Moss nodded over her cup. “Potentially nine, but yes, given the scale of the operations involved, I think most likely three. Magical patterns create amplification. ‘As I was going to Saint Ives, I met a man with seven wives, and every wife had seven sacks...’ There will be three sets of three skulls, and you can expect the arrangement to mimic the placement of the skulls.”

“So we’re looking at an equilateral triangle,” Pierce said. That should narrow their search down at least, to two locations either side of the line formed by the first two. But given that they’d been lethally overstretched covering only one, the prospect of that search was far from simple.

“Yes, almost certainly,” Moss said.

“We spoke to someone involved in setting up the sites,” Dawson said. Leaving out the fact said informant had died a gory death moments later, but Pierce couldn’t really blame him for that omission. “He said that the skulls were a lure. Holding low level spirits as bait.”

“Oh.” Moss’s eyes widened behind her glasses. “Ohhh... Yes, that would make a lot of sense. Demonic chum. Oh, that’s
clever
,” she said, almost admiringly. “The big demons are... deep, you see? Very far from this world, on whatever plane you postulate they actually exist. The ocean analogy works well enough: the really big beasties, the leviathans, you don’t find them hanging around a few inches under the surface. It takes a
massive
amount of power to raise a major demon, but if you can lure it close to the barrier between worlds of its own accord...”

“Less massive?” Dawson guessed.

Her gaze snapped back to sharpness from the reverie she’d drifted into. “Less, in the sense that it’s easier to pick up a bus than an aircraft carrier,” she said. “It’s still going to take an awful lot of work.”

“Sacrifices?” Pierce presumed.
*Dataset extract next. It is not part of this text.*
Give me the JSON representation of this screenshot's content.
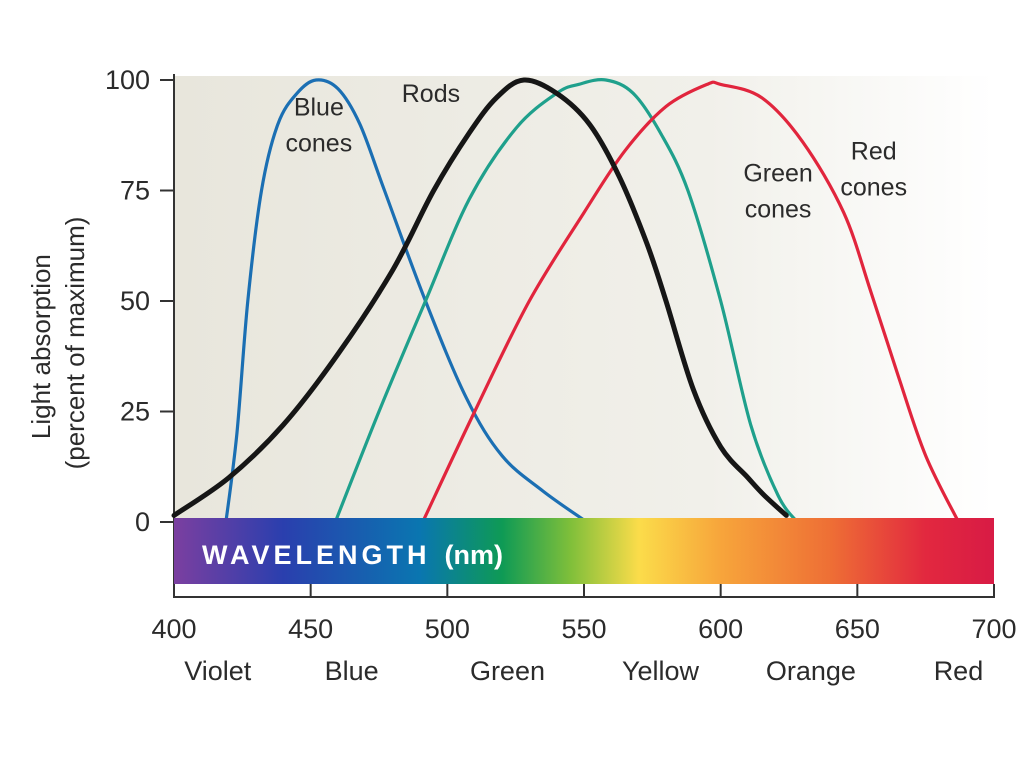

Beyond a certain level of trivial enchantments, there wasn’t much that could power magic besides pain and death.

“Human, fresh, and many,” Moss told her in clipped tones. She set her cup and saucer down and stood up from her chair. “Let me consult my books for a while and get back to you,” she said. “I might be able to tell you more about what kind of summoning we’re dealing with. But I’m warning you now—whatever this is, it’s vital that it’s stopped before it happens. This
won’t
be the kind of genie you can put back in the bottle.”

 

 

“L
OOK, WE NEED
to work together on this one,” Pierce said, as she and Dawson drove back to the station. “I can’t have you running off half-cocked and doing your own thing on a case as big as this.” Preferably not on any case, but time to pick her battles. “We have to coordinate. I know you’ve been used to running the department on your own for the last couple of months, but now that I’m back, you need to clear what you’re doing with me.”

“Red tape’s going to get people killed,” Dawson said. “This thing is big and it’s dangerous, and we don’t have time to fart around crossing every ‘t’ on the paperwork.”

“What we
don’t
have time to do is bugger about, acting at cross purposes,” Pierce said sharply. “From now on, everything related to this case, you clear with me. And at the very least, take backup, even if you have to borrow some uniforms to do it. These Red Key people have proved that they’re not hesitant to kill.”

“And they have at least one shapeshifter on their team,” Dawson said, sliding the subject away from his own behaviour. He took his gaze off the road momentarily to glance sideways at her. “Any relation to your last case?”